Before you save your changes, be sure to format these new calculated fields in the Properties window on the lower right. If you use a visualization tool like PowerBI, this is the only place you will be able to format the numbers.
With these new fields in place, the data now looks like this:
Of course, the WeekNumberID is not the best field to use for visualizations, so use the Start of Week field we built before:
Much better! Using these fields, we can also start building visualizations. Here is an area chart for 2011, breaking the week-over-week change down by region:
Now the big question is: “Why use DAX for this? Why not do the calculations in SQL?”
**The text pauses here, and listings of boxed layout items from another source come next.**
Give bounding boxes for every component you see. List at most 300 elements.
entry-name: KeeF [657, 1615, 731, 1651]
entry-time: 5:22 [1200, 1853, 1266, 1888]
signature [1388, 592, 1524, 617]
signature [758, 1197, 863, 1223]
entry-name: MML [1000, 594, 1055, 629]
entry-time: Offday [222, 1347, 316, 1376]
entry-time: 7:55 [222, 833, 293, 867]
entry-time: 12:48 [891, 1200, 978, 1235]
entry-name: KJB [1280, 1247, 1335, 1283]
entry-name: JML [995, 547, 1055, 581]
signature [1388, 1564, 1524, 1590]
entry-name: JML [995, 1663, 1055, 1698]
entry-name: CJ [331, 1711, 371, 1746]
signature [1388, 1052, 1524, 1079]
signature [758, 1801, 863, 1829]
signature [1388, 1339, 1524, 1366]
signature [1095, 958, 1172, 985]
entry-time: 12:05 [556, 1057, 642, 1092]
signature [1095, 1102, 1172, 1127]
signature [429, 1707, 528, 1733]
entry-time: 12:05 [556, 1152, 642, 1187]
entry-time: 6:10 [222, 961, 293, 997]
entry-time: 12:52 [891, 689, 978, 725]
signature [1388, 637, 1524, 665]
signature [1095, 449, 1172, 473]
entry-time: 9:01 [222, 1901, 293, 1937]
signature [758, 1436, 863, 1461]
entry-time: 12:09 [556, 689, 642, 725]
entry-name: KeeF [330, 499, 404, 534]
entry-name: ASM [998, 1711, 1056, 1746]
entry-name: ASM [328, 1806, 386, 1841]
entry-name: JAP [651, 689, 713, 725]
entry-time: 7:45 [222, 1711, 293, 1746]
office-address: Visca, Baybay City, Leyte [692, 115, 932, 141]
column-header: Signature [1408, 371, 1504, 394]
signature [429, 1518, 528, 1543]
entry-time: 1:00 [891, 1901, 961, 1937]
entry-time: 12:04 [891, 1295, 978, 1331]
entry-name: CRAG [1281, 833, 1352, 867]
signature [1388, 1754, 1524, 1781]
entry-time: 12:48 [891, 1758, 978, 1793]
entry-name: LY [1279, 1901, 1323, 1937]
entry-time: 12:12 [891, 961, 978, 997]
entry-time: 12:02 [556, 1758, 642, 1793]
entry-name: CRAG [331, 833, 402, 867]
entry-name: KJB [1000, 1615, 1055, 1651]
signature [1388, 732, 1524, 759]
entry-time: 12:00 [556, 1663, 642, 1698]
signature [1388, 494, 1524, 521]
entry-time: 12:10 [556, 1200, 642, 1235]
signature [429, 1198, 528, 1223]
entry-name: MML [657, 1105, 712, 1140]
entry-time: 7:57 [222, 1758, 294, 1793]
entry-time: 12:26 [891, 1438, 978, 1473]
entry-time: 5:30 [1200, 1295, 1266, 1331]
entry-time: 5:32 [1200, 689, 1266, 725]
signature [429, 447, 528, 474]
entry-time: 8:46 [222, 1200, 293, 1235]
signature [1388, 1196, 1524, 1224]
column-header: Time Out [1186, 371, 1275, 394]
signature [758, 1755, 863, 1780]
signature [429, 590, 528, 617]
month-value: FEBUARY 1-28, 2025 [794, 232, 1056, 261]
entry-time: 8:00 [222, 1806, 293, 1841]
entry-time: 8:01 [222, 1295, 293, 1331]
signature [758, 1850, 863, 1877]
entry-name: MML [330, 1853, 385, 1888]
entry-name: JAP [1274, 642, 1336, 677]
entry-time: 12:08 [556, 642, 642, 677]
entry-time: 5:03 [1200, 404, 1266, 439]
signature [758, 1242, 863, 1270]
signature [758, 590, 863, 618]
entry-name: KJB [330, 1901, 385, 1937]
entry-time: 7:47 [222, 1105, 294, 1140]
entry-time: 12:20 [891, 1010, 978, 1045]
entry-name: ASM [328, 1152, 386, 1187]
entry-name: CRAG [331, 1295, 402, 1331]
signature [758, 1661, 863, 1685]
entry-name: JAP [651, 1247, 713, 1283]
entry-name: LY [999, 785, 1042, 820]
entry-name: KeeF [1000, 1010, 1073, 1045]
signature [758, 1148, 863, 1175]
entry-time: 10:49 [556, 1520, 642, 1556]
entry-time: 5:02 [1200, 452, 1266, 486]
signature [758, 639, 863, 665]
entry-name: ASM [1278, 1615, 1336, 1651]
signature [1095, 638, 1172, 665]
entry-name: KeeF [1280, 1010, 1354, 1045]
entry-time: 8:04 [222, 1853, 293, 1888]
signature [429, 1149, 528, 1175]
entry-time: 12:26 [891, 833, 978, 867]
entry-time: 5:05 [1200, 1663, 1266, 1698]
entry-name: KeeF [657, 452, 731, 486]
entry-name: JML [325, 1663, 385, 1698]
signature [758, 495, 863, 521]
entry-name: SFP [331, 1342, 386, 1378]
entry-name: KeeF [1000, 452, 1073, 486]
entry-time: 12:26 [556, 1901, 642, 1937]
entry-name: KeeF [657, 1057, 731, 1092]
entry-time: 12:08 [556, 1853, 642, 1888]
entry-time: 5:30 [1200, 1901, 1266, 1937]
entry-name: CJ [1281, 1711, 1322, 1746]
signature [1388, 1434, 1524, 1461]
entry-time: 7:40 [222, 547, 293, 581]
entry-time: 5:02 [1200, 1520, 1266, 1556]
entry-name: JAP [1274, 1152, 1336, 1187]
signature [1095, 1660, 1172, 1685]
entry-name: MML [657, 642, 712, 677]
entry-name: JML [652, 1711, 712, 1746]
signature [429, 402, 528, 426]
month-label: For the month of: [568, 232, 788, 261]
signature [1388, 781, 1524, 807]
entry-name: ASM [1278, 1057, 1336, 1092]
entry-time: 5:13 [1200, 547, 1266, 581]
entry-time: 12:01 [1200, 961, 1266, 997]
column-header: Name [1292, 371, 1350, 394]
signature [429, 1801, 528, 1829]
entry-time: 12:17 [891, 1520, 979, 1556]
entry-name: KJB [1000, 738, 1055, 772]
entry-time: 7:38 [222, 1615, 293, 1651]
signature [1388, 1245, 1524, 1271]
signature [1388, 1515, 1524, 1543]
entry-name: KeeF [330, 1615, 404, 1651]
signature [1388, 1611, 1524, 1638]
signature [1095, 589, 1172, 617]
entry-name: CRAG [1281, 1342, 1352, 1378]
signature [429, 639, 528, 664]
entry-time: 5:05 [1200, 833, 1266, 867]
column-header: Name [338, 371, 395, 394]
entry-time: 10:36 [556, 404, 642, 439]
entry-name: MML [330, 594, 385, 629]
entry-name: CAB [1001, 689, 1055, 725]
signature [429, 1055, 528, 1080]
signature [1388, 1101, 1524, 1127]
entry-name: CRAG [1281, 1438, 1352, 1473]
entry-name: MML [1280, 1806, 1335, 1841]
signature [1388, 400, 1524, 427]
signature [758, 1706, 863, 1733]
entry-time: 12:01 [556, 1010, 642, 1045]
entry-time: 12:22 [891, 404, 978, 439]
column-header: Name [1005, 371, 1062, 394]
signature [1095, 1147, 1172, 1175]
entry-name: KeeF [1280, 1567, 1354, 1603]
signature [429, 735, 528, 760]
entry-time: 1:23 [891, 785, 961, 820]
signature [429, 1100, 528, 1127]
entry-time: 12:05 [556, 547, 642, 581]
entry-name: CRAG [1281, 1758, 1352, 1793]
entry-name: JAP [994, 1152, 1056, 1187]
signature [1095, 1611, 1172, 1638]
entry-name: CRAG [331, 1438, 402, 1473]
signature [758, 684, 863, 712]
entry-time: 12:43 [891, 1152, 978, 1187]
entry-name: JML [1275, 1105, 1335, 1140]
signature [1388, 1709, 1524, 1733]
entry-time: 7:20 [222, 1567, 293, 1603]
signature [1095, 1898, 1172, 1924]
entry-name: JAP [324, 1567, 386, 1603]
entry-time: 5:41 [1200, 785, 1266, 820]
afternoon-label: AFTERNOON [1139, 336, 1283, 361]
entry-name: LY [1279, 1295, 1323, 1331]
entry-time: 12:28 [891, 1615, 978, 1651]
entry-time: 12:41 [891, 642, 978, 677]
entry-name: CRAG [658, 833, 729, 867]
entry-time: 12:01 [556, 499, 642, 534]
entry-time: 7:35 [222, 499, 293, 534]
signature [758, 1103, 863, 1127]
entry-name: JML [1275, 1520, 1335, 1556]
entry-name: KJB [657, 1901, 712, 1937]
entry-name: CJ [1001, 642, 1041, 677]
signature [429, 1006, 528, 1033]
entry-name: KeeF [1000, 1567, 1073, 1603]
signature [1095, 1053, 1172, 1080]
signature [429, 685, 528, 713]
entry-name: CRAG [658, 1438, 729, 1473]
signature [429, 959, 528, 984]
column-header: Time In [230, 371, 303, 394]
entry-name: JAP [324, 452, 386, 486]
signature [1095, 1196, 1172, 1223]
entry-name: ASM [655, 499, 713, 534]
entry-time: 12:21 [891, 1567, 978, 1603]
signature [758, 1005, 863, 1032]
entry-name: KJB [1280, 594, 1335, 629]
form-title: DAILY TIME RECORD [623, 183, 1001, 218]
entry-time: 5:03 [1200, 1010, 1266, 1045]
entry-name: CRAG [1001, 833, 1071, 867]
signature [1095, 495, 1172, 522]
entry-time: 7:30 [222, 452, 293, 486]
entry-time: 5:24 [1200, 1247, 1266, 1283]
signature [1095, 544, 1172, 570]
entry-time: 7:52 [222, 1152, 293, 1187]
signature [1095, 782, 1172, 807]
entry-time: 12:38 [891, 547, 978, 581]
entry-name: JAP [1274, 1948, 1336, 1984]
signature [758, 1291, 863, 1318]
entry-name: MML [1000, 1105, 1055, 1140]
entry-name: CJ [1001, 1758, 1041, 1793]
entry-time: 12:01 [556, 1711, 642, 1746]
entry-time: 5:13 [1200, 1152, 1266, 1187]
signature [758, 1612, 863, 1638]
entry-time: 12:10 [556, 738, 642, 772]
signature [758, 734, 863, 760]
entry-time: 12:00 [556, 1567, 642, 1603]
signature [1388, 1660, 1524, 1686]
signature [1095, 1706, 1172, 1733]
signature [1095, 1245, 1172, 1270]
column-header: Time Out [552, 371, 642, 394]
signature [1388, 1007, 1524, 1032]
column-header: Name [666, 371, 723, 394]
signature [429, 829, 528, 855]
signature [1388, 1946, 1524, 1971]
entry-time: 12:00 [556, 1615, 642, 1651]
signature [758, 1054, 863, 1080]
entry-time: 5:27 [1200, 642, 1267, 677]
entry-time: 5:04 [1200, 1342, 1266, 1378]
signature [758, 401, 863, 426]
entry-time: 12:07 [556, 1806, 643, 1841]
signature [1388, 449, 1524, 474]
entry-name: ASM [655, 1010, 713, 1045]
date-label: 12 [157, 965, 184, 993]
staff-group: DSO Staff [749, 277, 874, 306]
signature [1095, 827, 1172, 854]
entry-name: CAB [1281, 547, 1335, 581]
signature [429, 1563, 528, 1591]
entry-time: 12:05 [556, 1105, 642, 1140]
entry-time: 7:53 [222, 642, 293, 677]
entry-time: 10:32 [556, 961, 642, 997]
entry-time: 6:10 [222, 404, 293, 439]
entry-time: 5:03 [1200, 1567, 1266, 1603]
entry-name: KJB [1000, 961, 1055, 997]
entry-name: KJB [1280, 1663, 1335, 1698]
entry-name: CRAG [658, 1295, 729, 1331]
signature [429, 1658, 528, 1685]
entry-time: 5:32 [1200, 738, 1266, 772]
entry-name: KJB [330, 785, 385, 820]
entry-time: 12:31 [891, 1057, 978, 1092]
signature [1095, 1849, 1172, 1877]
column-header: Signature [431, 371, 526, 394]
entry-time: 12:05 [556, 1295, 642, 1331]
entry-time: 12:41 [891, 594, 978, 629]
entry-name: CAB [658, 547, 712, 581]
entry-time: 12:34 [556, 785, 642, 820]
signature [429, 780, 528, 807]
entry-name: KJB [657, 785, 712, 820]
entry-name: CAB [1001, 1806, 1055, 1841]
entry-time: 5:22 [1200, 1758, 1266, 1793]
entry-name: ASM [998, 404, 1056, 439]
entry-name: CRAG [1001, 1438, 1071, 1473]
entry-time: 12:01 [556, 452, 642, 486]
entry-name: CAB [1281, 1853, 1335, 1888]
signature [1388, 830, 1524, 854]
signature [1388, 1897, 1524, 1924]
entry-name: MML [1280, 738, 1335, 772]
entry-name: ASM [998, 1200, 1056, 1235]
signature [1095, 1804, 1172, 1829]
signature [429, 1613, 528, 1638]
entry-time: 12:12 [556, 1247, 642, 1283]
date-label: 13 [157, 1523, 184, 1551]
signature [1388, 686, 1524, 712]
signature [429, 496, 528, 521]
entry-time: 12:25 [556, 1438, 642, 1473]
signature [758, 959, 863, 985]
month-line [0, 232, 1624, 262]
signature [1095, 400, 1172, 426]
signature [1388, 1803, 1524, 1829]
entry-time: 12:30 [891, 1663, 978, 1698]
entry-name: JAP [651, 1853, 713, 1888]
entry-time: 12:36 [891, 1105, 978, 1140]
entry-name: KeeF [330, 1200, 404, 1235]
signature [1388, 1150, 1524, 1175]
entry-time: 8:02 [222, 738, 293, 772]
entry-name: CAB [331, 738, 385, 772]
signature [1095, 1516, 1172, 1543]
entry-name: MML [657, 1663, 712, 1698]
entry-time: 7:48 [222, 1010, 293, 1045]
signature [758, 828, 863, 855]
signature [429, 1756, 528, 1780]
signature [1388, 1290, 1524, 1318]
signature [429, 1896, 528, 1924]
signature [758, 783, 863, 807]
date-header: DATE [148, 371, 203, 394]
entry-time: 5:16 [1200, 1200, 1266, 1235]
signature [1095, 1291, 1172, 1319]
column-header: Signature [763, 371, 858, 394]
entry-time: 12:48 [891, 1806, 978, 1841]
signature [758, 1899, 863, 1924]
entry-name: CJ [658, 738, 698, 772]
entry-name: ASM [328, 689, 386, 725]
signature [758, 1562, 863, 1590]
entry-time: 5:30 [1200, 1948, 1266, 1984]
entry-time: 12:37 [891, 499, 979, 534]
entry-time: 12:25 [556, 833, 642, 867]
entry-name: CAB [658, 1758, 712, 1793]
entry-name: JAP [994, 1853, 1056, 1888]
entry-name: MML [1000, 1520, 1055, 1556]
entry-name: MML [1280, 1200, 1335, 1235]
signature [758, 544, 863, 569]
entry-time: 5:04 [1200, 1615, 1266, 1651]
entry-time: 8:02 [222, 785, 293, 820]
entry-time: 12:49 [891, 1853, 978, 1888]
Personally, I prefer using DAX for something like this because it is much faster to change a DAX measure than to rewrite SQL code. Plus, with a tabular model, you will have to take those SQL calculations and turn them into DAX measures regardless. Tabular models use OLAP connections, and will only allow measures to be placed in the Values section of a pivot table.
This should help you get weekly time intelligence into your reporting without too much fuss. DAX is very much a work-in-progress, so as time goes on, hopefully weekly time intelligence will work its way into the DAX toolset.